Yes, I'm taking another shot at Cecil Peoples for the way he's explaining his method of scoring the fight.
Because I find it factually incorrect and incongruent with the unified MMA rules.
Why does that matter?
Because we, as avid MMA fans, watch the sport for the fights. Cecil Peoples judged the fight, therefore his correct translation has a huge bearing on the outcome of the fight. I have a big problem with someone who holds so much power in the sport and has one-third of the influence over the determination of the world champion and the best figher in the world for the weight class not being able to properly interpret and implement the judging criteria.
And this latest interview he did really pissed me off.
So if you're over the controversy, or aren't concerned with whether or not the unified MMA rules are being enforced in the biggest and most important MMA fights taking place, or you don't want to read a long article, this one might not be for you.
UFC 104 judge Cecil Peoples has released another round of commentary to MMAWeekly which details the mechanics of his thought process behind his ruling on the Lyoto Machida vs. Mauricio “Shogun” Rua light-heavyweight title fight.
The subject was first analyzed here in a factual comparison of Peoples’ self-stated reasoning behind his conclusions versus the official judging criteria laid out in the unified rules. I attempted to remain somewhat objective and impartial in that first venture, as I understand and respect the precarious nature of both judging a high-level MMA fight and expounding on the premise of the decision to the public. In this second interview, Peoples once again vehemently defends his unique interpretation of the official rules, and denounces anyone insinuating that he’s an unfit judge by closing with: “If you don’t like it, you can go to hell.”
Well, I don’t like it. I now also feel adequately empowered by Peoples’ professionalism and tact to lend a tad more opinion in this piece.

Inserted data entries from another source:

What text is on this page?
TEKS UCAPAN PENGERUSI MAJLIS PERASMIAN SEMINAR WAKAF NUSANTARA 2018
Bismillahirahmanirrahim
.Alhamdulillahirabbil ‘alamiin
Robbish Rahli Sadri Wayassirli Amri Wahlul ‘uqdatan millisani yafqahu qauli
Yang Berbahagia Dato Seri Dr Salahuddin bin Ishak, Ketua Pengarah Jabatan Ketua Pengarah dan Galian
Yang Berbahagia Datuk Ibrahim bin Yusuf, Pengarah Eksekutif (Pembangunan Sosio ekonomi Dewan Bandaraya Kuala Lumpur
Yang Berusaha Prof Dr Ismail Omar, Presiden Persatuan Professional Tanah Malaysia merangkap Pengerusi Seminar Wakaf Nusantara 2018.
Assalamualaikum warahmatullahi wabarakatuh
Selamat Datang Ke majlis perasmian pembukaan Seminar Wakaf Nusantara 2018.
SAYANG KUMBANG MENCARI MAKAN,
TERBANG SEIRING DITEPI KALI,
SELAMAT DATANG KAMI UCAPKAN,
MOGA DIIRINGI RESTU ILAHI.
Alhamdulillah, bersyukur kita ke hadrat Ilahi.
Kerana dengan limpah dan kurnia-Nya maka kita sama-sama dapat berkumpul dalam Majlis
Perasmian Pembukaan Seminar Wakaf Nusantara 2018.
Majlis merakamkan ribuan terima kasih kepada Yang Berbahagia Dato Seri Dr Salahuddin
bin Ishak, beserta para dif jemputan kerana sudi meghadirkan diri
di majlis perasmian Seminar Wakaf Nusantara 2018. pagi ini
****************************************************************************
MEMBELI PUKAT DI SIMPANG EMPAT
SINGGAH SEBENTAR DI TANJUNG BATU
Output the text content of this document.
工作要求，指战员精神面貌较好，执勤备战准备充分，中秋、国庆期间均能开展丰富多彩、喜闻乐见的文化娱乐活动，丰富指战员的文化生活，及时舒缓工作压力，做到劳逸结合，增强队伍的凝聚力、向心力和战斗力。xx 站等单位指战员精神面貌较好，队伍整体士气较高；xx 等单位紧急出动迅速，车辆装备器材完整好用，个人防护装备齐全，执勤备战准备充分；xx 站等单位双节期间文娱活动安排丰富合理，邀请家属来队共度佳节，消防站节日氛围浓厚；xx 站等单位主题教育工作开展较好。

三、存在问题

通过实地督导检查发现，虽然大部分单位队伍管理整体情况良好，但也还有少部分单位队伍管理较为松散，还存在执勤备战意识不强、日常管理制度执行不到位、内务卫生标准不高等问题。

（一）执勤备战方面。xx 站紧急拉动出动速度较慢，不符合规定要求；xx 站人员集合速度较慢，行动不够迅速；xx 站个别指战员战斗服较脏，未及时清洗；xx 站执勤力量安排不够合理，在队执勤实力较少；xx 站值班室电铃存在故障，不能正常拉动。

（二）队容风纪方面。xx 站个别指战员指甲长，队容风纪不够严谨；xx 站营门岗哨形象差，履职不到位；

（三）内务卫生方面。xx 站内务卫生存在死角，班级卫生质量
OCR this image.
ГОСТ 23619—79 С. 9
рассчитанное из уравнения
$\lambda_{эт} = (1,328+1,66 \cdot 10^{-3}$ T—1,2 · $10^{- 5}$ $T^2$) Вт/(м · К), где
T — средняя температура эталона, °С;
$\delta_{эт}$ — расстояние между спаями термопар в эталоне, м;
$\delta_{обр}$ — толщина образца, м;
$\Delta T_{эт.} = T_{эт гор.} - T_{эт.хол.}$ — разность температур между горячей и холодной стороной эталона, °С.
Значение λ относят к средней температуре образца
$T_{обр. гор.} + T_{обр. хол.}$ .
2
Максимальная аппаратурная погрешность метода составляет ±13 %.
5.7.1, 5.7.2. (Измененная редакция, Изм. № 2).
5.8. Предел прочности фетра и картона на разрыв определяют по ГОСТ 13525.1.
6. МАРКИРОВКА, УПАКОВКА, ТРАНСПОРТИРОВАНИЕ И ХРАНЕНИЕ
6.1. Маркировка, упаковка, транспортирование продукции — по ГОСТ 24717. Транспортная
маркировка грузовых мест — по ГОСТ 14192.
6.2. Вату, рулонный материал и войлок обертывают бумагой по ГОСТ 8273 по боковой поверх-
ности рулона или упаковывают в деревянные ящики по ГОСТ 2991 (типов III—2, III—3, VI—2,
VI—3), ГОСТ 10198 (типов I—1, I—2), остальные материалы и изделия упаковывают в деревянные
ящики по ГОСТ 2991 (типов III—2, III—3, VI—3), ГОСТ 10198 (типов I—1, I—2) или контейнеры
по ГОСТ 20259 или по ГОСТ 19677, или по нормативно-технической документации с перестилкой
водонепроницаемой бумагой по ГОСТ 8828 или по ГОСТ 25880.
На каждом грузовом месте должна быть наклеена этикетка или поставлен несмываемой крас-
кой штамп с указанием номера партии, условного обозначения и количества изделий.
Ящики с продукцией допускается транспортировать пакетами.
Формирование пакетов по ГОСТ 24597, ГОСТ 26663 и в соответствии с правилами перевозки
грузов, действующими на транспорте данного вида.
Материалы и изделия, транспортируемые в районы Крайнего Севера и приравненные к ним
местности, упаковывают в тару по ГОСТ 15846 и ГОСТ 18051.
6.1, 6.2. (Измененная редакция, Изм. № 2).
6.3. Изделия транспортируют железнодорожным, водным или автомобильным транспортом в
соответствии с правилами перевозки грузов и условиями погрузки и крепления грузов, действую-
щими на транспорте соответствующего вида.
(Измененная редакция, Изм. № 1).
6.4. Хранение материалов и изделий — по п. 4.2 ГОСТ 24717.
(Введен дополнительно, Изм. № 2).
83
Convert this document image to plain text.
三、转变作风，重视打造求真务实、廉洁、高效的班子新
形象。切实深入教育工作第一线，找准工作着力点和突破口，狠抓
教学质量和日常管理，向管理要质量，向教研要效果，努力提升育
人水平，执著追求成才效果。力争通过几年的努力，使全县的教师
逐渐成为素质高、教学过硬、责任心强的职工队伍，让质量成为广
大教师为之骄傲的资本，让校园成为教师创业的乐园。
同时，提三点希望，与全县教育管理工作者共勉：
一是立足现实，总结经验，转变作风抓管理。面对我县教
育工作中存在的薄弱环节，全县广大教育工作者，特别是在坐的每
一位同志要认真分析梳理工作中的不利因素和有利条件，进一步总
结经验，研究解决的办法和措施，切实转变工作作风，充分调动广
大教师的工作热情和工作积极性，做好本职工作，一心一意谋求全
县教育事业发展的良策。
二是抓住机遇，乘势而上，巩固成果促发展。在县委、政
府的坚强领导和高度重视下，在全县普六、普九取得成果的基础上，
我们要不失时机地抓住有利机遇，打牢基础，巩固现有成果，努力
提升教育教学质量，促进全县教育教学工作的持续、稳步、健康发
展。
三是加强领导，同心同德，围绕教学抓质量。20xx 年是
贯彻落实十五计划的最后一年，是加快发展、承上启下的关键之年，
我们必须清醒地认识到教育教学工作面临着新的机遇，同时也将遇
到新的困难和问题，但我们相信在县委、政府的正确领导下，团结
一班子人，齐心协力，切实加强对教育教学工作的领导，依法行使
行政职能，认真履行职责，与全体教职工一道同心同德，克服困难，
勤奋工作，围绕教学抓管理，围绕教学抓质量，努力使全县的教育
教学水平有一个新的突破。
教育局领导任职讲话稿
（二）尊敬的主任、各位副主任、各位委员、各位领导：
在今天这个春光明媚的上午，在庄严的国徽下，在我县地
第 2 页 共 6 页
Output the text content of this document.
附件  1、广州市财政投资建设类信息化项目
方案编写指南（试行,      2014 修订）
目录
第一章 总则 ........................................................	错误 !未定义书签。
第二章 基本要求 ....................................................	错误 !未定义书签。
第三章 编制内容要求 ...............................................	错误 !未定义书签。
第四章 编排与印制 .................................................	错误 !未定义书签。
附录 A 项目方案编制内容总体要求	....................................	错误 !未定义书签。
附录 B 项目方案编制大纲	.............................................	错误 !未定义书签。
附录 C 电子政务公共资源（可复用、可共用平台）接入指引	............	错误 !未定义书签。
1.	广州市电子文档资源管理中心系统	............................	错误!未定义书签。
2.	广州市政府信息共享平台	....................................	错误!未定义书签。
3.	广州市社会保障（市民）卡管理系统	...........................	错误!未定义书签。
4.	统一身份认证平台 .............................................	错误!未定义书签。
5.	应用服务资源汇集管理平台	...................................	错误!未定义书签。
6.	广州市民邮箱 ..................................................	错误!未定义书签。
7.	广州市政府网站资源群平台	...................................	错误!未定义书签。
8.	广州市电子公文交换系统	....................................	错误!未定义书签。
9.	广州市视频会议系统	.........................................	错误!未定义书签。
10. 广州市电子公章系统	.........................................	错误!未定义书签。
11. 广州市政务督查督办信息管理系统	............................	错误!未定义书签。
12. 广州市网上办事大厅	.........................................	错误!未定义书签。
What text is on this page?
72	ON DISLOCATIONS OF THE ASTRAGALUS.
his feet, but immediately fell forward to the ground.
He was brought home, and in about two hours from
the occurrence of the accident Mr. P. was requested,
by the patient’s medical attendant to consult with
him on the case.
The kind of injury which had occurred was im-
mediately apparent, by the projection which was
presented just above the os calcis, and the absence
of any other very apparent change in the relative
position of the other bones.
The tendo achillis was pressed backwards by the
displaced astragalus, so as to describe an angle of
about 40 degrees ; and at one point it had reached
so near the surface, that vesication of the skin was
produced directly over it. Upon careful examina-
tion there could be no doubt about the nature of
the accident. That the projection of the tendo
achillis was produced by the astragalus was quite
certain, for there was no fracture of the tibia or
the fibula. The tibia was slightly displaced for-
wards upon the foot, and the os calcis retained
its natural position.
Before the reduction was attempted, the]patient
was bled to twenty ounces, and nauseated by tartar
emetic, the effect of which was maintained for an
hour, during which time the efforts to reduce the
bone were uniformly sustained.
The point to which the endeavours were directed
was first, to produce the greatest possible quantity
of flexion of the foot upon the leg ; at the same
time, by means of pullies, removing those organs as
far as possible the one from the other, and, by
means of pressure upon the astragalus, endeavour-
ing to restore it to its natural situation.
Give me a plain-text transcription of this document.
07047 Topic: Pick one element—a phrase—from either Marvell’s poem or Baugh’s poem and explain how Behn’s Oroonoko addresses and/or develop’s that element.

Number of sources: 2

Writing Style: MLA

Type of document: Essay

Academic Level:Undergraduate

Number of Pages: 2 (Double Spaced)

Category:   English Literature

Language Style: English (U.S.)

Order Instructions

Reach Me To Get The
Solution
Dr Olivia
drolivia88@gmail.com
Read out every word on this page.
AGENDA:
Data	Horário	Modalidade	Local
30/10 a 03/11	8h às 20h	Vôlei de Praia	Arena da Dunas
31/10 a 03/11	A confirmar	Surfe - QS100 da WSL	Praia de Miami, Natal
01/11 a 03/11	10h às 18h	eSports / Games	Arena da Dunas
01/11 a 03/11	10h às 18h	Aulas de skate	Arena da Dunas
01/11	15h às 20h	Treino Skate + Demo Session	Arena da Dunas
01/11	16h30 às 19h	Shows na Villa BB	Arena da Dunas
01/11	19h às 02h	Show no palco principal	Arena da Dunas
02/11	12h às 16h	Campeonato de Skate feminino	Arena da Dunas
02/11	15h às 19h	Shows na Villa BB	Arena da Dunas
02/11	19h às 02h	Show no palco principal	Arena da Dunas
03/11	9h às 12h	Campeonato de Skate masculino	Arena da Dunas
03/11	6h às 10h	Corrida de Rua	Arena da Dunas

In the sport of mixed martial arts, there is an almighty foundation that judges must understand, adhere to, and implement correctly. This sacred doctrine can be found here under section “13:46-24A.13 Judging”. For an MMA judge, these official guidelines should represent the equivalent of The Holy Bible to a preacher, or The Constitution to law enforcement; he or she must be deeply and intimately familiar with each division and their correlating descriptions, and how to apply them accordingly, as it accounts for 100% of their responsibilities and requirements as a judge. Put frankly, it’s their job.